FIELD MEDICINE
Field Medicine began as a simple idea – which from its outset was asking us to contemplate a future that, for several years now, has been looking more and more uncertain for most of humanity.
​
This idea confronts an uncomfortable reality - that modern biomedicine will become more and more unsustainable because of its soaring costs and its ever-increasing technological base - and will, therefore, become increasingly unavailable to those in our human family who are the most vulnerable to disease and suffering and therefore most need it. What’s worse is that we note that no-one really seems to want to address this inequality – to try to develop an appropriate medicine that’s affordable for those who most need it.
Our fear was that this situation is going to become especially acute as the effects of Climate Change are increasingly experienced by these same sectors of humankind. This is because we could see that this will result in widespread under-nutrition because of heatwaves and extreme storms which will have an inevitable consequence on human immune systems. And this will almost certainly be further exacerbated by population displacements which are already happening in greater and greater volumes.
For some time, these musings seemed to be as far as we could practically take the idea (above and beyond sharing our concerns wherever and whenever we could do – in conferences in Japan, the UK, France (UNESCO), and Canada). Over the same period, the world has seen more and more evidence emerging that confirms our fears - and more recently we have begun to see the effects of a pandemic of a novel infection critically effect the capacity not just of health infrastructures in the majority Global South, but also in well resourced industrial nations.
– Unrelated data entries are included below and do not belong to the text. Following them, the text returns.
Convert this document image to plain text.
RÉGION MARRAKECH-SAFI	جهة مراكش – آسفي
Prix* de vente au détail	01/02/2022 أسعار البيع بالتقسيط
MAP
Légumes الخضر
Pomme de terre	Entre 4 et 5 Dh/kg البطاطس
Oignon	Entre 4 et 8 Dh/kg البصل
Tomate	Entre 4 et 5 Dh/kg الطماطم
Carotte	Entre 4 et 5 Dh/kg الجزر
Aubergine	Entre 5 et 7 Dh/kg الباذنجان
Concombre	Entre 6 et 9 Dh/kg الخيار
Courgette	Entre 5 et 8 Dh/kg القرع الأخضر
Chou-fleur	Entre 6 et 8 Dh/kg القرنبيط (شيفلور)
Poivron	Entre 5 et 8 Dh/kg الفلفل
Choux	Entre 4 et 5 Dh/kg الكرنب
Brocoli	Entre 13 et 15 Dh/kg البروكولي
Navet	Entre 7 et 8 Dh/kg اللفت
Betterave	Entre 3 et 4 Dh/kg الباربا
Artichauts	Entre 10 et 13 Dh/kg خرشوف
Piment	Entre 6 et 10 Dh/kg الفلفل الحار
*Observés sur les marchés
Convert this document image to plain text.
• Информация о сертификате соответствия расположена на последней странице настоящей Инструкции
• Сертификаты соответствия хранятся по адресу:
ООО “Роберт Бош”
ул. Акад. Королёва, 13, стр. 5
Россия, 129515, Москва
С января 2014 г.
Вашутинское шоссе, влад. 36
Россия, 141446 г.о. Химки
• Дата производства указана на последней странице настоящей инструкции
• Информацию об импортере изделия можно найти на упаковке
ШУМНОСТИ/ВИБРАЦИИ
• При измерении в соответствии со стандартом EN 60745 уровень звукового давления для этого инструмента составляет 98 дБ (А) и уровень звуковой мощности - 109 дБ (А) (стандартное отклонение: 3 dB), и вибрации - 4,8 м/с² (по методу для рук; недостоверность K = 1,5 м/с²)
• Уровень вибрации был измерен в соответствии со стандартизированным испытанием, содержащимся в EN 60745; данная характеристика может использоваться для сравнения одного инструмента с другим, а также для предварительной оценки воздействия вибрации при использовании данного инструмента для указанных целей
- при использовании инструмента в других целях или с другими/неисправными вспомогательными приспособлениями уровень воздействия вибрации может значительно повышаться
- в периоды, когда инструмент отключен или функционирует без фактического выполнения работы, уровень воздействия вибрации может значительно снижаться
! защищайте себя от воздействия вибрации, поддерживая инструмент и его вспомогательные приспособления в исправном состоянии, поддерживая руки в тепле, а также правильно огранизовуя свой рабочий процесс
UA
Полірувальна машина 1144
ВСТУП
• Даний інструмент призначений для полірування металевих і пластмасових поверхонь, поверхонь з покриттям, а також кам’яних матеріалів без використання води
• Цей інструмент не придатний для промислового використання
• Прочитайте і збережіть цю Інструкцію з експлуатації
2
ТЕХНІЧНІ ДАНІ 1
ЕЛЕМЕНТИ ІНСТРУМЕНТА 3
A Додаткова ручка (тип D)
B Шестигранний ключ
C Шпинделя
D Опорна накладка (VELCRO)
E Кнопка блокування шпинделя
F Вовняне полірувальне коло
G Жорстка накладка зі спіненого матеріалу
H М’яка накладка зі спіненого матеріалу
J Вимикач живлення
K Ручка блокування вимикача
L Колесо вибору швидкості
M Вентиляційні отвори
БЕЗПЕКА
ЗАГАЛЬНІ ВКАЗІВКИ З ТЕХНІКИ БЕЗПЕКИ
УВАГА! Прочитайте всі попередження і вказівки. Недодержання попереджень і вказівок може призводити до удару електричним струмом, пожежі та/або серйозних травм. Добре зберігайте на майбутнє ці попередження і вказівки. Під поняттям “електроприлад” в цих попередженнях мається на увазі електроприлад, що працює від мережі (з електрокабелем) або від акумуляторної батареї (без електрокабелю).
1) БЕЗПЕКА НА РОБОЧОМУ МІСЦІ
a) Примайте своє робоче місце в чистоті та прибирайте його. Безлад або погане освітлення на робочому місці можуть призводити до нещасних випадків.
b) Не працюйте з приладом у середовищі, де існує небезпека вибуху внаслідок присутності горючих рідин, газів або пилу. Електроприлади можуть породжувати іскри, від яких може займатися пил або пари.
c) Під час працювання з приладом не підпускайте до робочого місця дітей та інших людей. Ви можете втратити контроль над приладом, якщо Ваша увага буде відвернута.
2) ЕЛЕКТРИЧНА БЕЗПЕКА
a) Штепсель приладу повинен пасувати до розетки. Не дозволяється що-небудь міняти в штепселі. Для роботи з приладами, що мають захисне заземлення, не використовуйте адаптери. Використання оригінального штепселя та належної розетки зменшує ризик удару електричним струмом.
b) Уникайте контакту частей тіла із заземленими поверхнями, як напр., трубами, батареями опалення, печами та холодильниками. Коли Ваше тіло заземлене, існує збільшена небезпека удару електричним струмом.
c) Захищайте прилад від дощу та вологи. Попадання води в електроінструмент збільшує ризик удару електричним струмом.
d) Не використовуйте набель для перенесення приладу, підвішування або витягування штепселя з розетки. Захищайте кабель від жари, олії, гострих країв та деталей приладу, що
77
Behind the idea, though, lurked a secondary one, inspired by an existing publication called ‘Where there is no Doctor’. This is a basic medical treatment manual for those living farthest from the sorts of health care that most of us consider to be a human right. This secondary idea generated an extra question: given what we are learning about moxa, particularly about its value as a low-tech medicine, could we develop our own moxa treatment manual that could be of real use where there are just not just no doctors but also no clinical diagnoses and no drugs and a lot of predictable suffering?
It was a daunting question to consider, and we also recognized that it carried many complexities and so we shied away from it, diverted by other demands.
But then the Korean Red Cross Foundation invited us back to North Korea and provided the catalyst for us to finally start work – because their invitation included a request that we conduct some trainings with their rural country ('ri') doctors during our visit in the use of moxa for a range of complaints beyond TB.
Given that we already knew about the challenge of health provision in rural North Korea how could we refuse such an invitation? So we set to work.
​
Moxafrica Field Medicine Moxa Treatment Manual (v. 1.0)
This first version is now out there in Korean and is being effectively tested in the field by country doctors whom we trained during our last visit. The manual covers a wide range of complaints – and could yet cover more. The protocols are deliberately reduced to be as simple as possible, with each one accompanied by a carefully drawn set of point location illustrations.
Most of the treatment protocols are gleaned from our own research into moxa protocols that were used in rural Japan in the early and mid-twentieth century – and we’re still working on these. This is a live project (hence ‘v. 1.0') because we expect it to be refined and improved as we go along.
​
​
Our hope is that it will be used, and used carefully and that we will receive some useful feedback as to what’s useful and what’s not in the North Korean rural environment. If it gets taken forward at all, then we plan to translate it into at least four languages to make it as widely available as possible as a free download so that it can be accessed as widely as possible at no cost.